La capitale était une ville bien gaie, grâce à la quantité de touristes réglementairement pourvus de passes vaxinaux ; mais un jour il y vint aussi deux fripons qui se donnèrent pour des macs de l’institut Quinesait. Cet institut avait été fondé par un vieux druide, DJ Hrraoutt, exilé du royaume de Franconnerie pour charlasatanisme par l’empereur Chloro Quint, à la demande du pape Véreux Ier de la Sainte-Incorruption. Sous le nouveau nom de Marabout Love ben Zebulon, le druide DJ Hrraoutt dispensait son savoir à l’université de Quinesait où nos deux macs, Idriss Haber-Canus & Juan Brancolini, avaient assidûment suivi ses séminaires d’ingénierie espéciale. Ces deux écornifleurs déclarèrent être en mesure de générer la plus magnifique vieille peau du monde, sous la forme d’une outre à apparence humaine. Non seulement les pores & les perruques en seraient extraordinairement fins, mais les vioques confectionnées avec cette peau posséderaient une qualité merveilleuse : elles deviendraient masculines pour toute personne qui aurait l’esprit trop complotiste ou antivax, qui mériterait alors d’être suspendue de son emploi. En outre, avec le surplus de peau, on pourrait relier des livres qui envoûteraient le lecteur au point de lui faire croire n’importe quel baratin contenu dans la substantificque moelle entre les pages.
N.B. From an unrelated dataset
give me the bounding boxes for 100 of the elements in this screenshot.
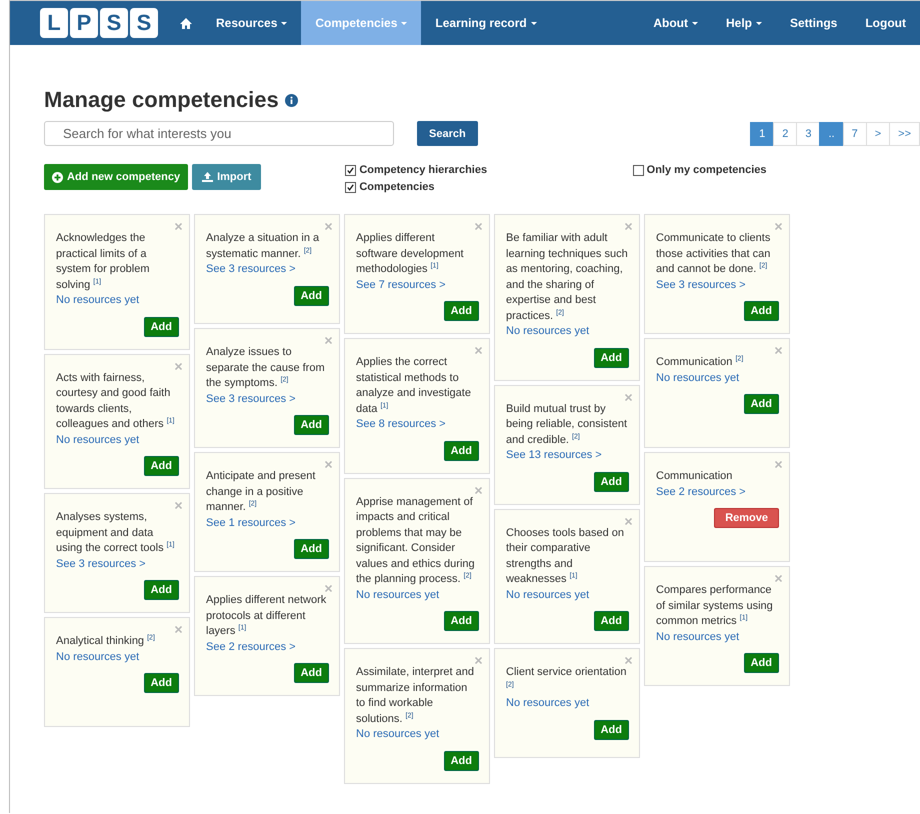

« C’est une vieille peau impayable, pensa le jeune Trou-Duc ; grâce à iel, je pourrai débusquer les incapables de mon gouvernement : je saurai distinguer les premiers de cordée des gueux. Oui, cette vieille peau m’est indispensable. J’ai l’âge de me passer du « Couguar Hey, pad ! » et même de Mimi Makrel. »
Puis il avança aux deux macs de Quinesait une forte commission en éphèbes & jeunes vierges, afin qu’ils pussent commencer immédiatement leur tannage & autres délicates opérations de bibliopégie anthropodermique.
Ils édifièrent en effet une tannerie, et firent semblant de travailler, quoiqu’il n’y eût absolument rien dans la Golette, ainsi nommaient-ils la cuve magique où se concoctait la peau miraculeuse de la vieille cocotte. Sans cesse ils demandaient des vierges & des éphèbes ; mais ils expédiaient tout cela dans leur île de Petite-Saint-Jacques, travaillant jusqu’au milieu de la nuit dans la Golette vide.
« Il faut cependant que je sache où ils en sont, » se dit le jeune Trou-Duc.
Mais il se sentait le cœur serré en pensant que les personnes à l’esprit trop complotiste ou antivax ne pourraient voir qu’un vieux macaque dans la merveilleuse couguar qu’il guignait. Ce n’était pas qu’il doutât de lui-même ; toutefois il jugea à propos d’envoyer quelqu’un en éclaireur pour examiner le tannage des peaux de vierges & d’éphèbes. Tous les habitants de la ville connaissaient la qualité merveilleuse de la vieille peau, et tous brûlaient d’impatience de savoir combien leur voisin était complotiste, voire antivax, et méritait d’être suspendu de son emploi.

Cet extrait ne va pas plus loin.